Boris and his wife Nikita were staples in my life.
They were my closest friends as well as my family.
I enjoyed dinners at their home a few times a week and I was my brother’s closest confidant.
I tolerated Nikita’s attempts to set me up with so-called good girls.
I missed them fiercely, including the nephew I would never get to meet.
Now, thanks to that fucker Voronov, Boris was gone and everything he’d been taught, been groomed for, now rested on my shoulders. It was a burden I happily bore even if I resented the reasons behind it, because as Boris used to tell me, I was well suited to the role as a leader.

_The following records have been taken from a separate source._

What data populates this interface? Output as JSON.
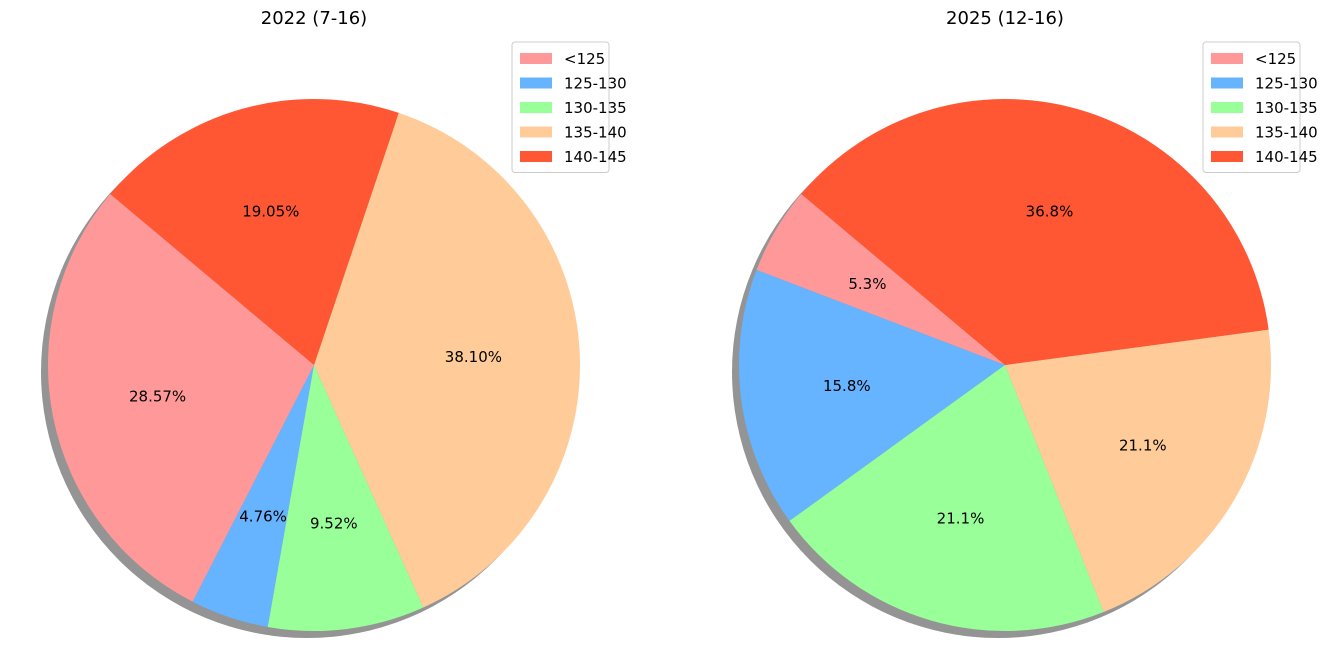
{
  "chart_data": [
    {
      "type": "pie",
      "title": "2022 (7-16)",
      "categories": [
        "<125",
        "125-130",
        "130-135",
        "135-140",
        "140-145"
      ],
      "values": [
        28.57,
        4.76,
        9.52,
        38.1,
        19.05
      ],
      "value_labels": [
        "28.57%",
        "4.76%",
        "9.52%",
        "38.10%",
        "19.05%"
      ],
      "start_angle_deg": 140,
      "direction": "counterclockwise",
      "shadow": true,
      "legend_position": "top-right"
    },
    {
      "type": "pie",
      "title": "2025 (12-16)",
      "categories": [
        "<125",
        "125-130",
        "130-135",
        "135-140",
        "140-145"
      ],
      "values": [
        5.3,
        15.8,
        21.1,
        21.1,
        36.8
      ],
      "value_labels": [
        "5.3%",
        "15.8%",
        "21.1%",
        "21.1%",
        "36.8%"
      ],
      "start_angle_deg": 140,
      "direction": "counterclockwise",
      "shadow": true,
      "legend_position": "top-right"
    }
  ],
  "colors": [
    "#ff9999",
    "#66b3ff",
    "#99ff99",
    "#ffcc99",
    "#ff5733"
  ]
}
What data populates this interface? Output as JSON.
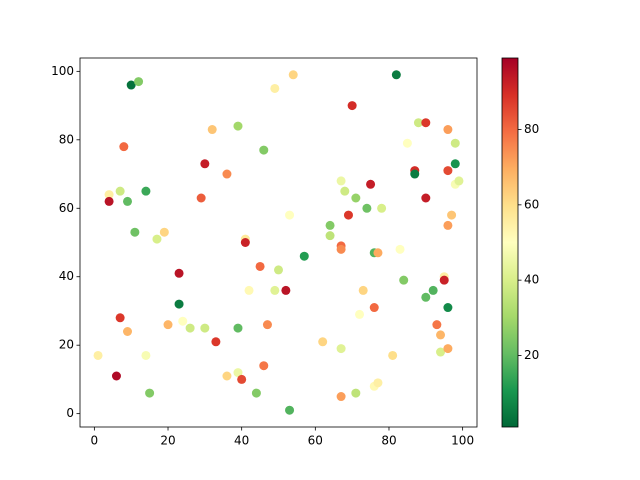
{
  "chart_data": {
    "type": "scatter",
    "x": [
      1,
      4,
      4,
      6,
      7,
      7,
      8,
      9,
      9,
      10,
      12,
      11,
      14,
      14,
      15,
      17,
      19,
      20,
      23,
      23,
      24,
      26,
      29,
      30,
      30,
      32,
      33,
      36,
      36,
      39,
      39,
      39,
      40,
      41,
      41,
      42,
      44,
      45,
      46,
      46,
      47,
      49,
      49,
      50,
      52,
      53,
      53,
      54,
      57,
      62,
      64,
      64,
      67,
      67,
      67,
      67,
      67,
      68,
      69,
      70,
      71,
      71,
      72,
      73,
      74,
      75,
      76,
      76,
      76,
      77,
      77,
      78,
      81,
      82,
      83,
      84,
      85,
      87,
      87,
      88,
      90,
      90,
      90,
      92,
      93,
      94,
      94,
      95,
      95,
      96,
      96,
      96,
      96,
      96,
      97,
      98,
      98,
      98,
      99
    ],
    "y": [
      17,
      64,
      62,
      11,
      65,
      28,
      78,
      62,
      24,
      96,
      97,
      53,
      65,
      17,
      6,
      51,
      53,
      26,
      41,
      32,
      27,
      25,
      63,
      73,
      25,
      83,
      21,
      70,
      11,
      84,
      12,
      25,
      10,
      51,
      50,
      36,
      6,
      43,
      77,
      14,
      26,
      95,
      36,
      42,
      36,
      58,
      1,
      99,
      46,
      21,
      55,
      52,
      68,
      49,
      48,
      19,
      5,
      65,
      58,
      90,
      63,
      6,
      29,
      36,
      60,
      67,
      47,
      31,
      8,
      9,
      47,
      60,
      17,
      99,
      48,
      39,
      79,
      71,
      70,
      85,
      85,
      63,
      34,
      36,
      26,
      23,
      18,
      40,
      39,
      83,
      71,
      55,
      31,
      19,
      58,
      79,
      73,
      67,
      68
    ],
    "c": [
      55,
      55,
      95,
      97,
      38,
      88,
      80,
      20,
      68,
      3,
      25,
      22,
      15,
      48,
      25,
      40,
      62,
      68,
      95,
      5,
      50,
      38,
      82,
      93,
      38,
      65,
      88,
      75,
      62,
      30,
      45,
      20,
      85,
      57,
      92,
      52,
      25,
      80,
      25,
      78,
      75,
      55,
      42,
      38,
      95,
      50,
      18,
      62,
      12,
      62,
      25,
      35,
      45,
      80,
      75,
      42,
      72,
      38,
      88,
      90,
      28,
      35,
      50,
      62,
      22,
      93,
      18,
      80,
      52,
      55,
      70,
      40,
      60,
      5,
      50,
      25,
      50,
      90,
      5,
      38,
      88,
      93,
      20,
      18,
      78,
      68,
      40,
      55,
      92,
      72,
      85,
      72,
      8,
      70,
      65,
      38,
      10,
      48,
      42
    ],
    "colormap": [
      "#006837",
      "#1a9850",
      "#66bd63",
      "#a6d96a",
      "#d9ef8b",
      "#ffffbf",
      "#fee08b",
      "#fdae61",
      "#f46d43",
      "#d73027",
      "#a50026"
    ],
    "xlim": [
      -3.9,
      103.9
    ],
    "ylim": [
      -3.9,
      103.9
    ],
    "xticks": [
      0,
      20,
      40,
      60,
      80,
      100
    ],
    "yticks": [
      0,
      20,
      40,
      60,
      80,
      100
    ],
    "clim": [
      1,
      99
    ],
    "cticks": [
      20,
      40,
      60,
      80
    ]
  }
}
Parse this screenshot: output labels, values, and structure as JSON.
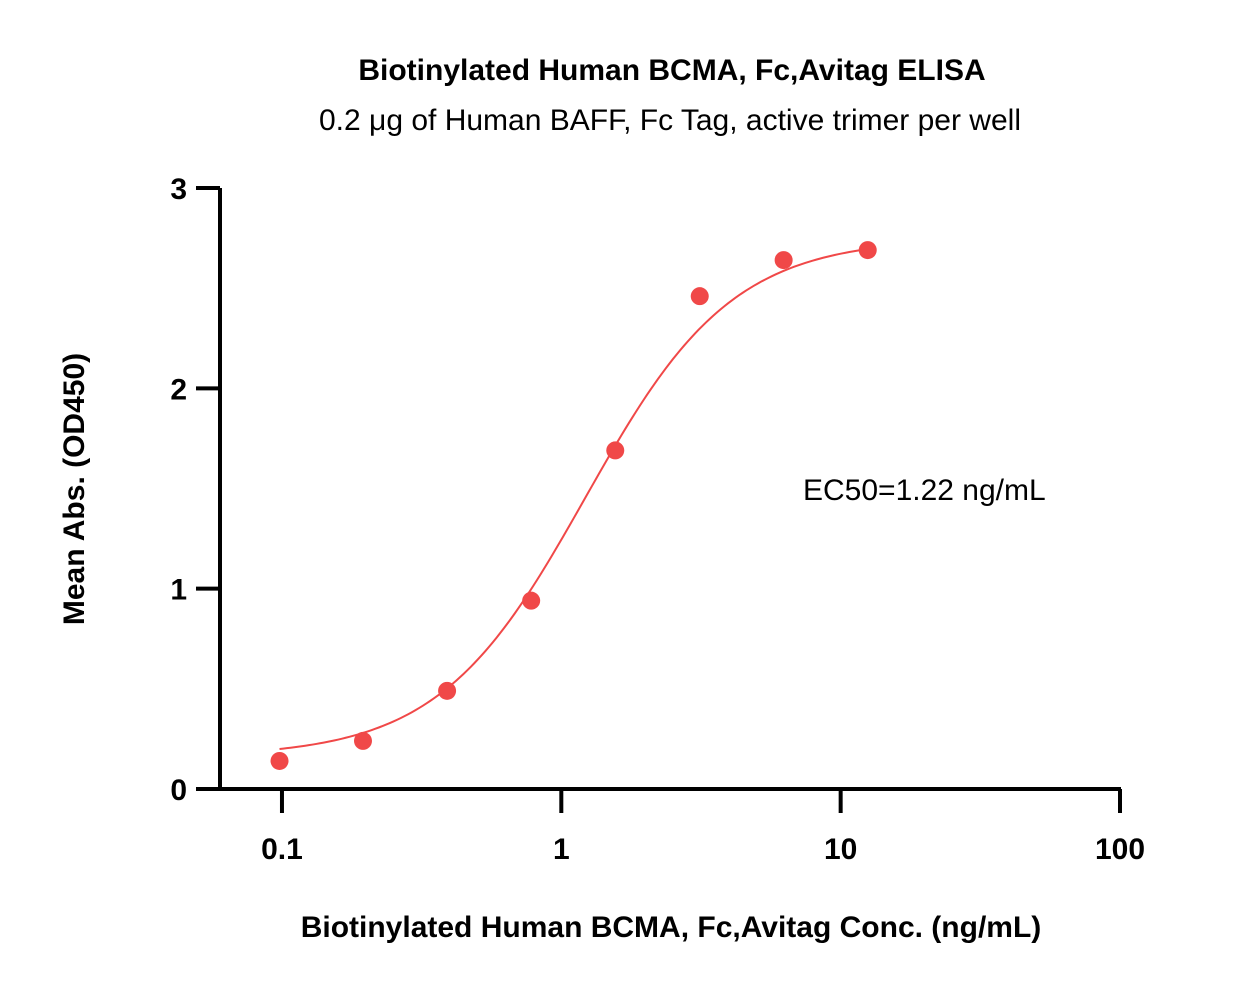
{
  "chart_data": {
    "type": "scatter",
    "title": "Biotinylated Human BCMA, Fc,Avitag ELISA",
    "subtitle": "0.2 μg of Human BAFF, Fc Tag, active trimer per well",
    "xlabel": "Biotinylated Human BCMA, Fc,Avitag Conc. (ng/mL)",
    "ylabel": "Mean Abs. (OD450)",
    "x_scale": "log",
    "xlim": [
      0.06,
      100
    ],
    "ylim": [
      0,
      3
    ],
    "x_ticks": [
      0.1,
      1,
      10,
      100
    ],
    "x_tick_labels": [
      "0.1",
      "1",
      "10",
      "100"
    ],
    "y_ticks": [
      0,
      1,
      2,
      3
    ],
    "y_tick_labels": [
      "0",
      "1",
      "2",
      "3"
    ],
    "grid": false,
    "annotation": "EC50=1.22 ng/mL",
    "colors": {
      "series": "#f04848",
      "axis": "#000000"
    },
    "series": [
      {
        "x": [
          0.098,
          0.195,
          0.39,
          0.78,
          1.56,
          3.13,
          6.25,
          12.5
        ],
        "y": [
          0.14,
          0.24,
          0.49,
          0.94,
          1.69,
          2.46,
          2.64,
          2.69
        ]
      }
    ],
    "fit_curve": {
      "model": "4PL",
      "bottom": 0.16,
      "top": 2.75,
      "ec50": 1.22,
      "hill": 1.65
    }
  }
}
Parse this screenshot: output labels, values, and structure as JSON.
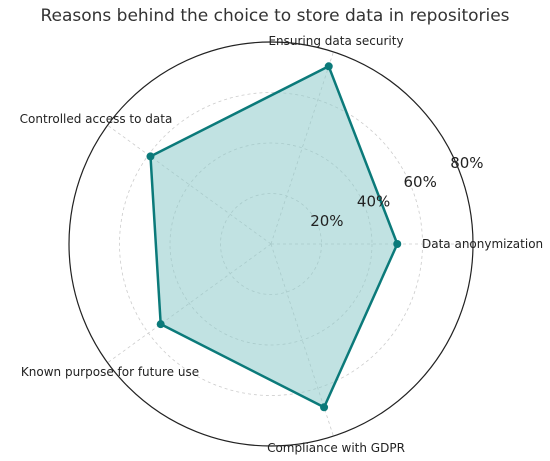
{
  "chart_data": {
    "type": "radar",
    "title": "Reasons behind the choice to store data in repositories",
    "categories": [
      "Data anonymization",
      "Ensuring data security",
      "Controlled access to data",
      "Known purpose for future use",
      "Compliance with GDPR"
    ],
    "values": [
      50,
      74,
      59,
      54,
      68
    ],
    "unit": "%",
    "radial_ticks": [
      "20%",
      "40%",
      "60%",
      "80%"
    ],
    "radial_tick_values": [
      20,
      40,
      60,
      80
    ],
    "rmax": 80,
    "grid": true,
    "line_color": "#0b7a7a",
    "fill_color": "#8ecaca"
  }
}
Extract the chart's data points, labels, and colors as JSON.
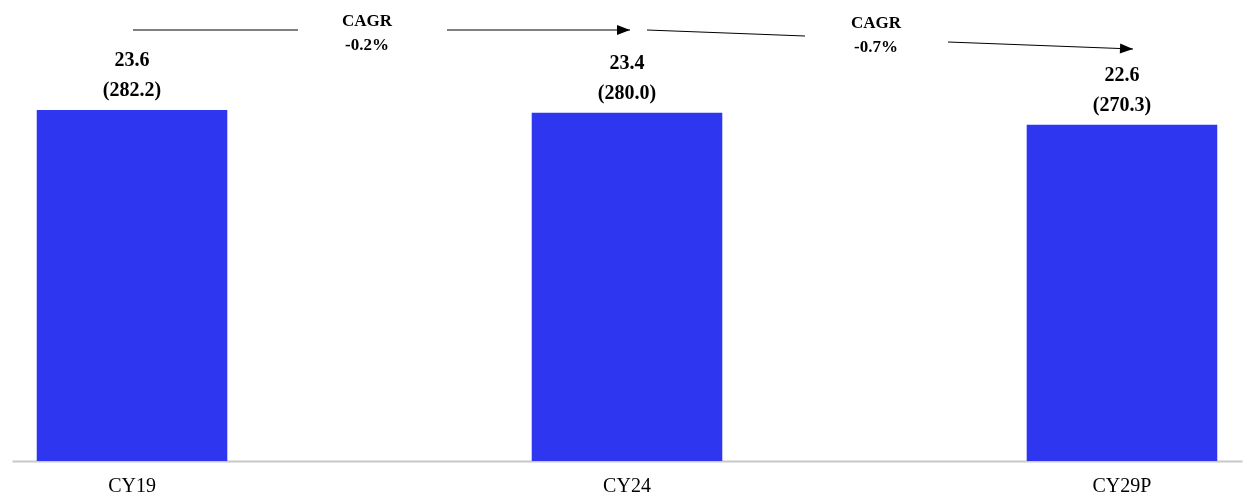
{
  "chart_data": {
    "type": "bar",
    "categories": [
      "CY19",
      "CY24",
      "CY29P"
    ],
    "values": [
      23.6,
      23.4,
      22.6
    ],
    "value_labels": [
      "23.6\n(282.2)",
      "23.4\n(280.0)",
      "22.6\n(270.3)"
    ],
    "color": "#2e37ef",
    "tick_labels": "x",
    "annotations": [
      "CAGR\n-0.2%",
      "CAGR\n-0.7%"
    ]
  }
}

Control. Power. Brutality. It’s what I did best. Back when my brother was alive it was always my job to make sure that the world knew and understood that Boris was the boss, that his word was to be followed to the letter. That he was to be obeyed.
Or else.
Dmitry Voronov was my biggest enemy as well as my largest competitor in the underground trade.
He was also the man responsible for the death of my family.
I would make him pay. I had thought about little else for the past three hundred and sixty-five days, and when the time came to exact my revenge, I fully planned to enjoy it.
But first, I needed to secure the Romanov bloodline with an heir. At least one heir. Two would be ideal but right now the goal was one.
Shots rang out in the distance, pulling me from my thoughts of revenge and succession and Boris.
Instinct was, well instinct for a very good fucking reason.
My right hand went to my side and pulled my gun from the holster under my jacket before my mind had consciously assessed the situation as I rushed toward the shots.
Anger and disbelief pulsed through me as I raced forward, determined to take out my anger and my sadness on whoever it was that had the balls to attack me out here. This place was mine, dammit.
More shots sounded and I realized it was coming from the other side of the lake, and I raced forward, ready to rain hell down on whoever I found.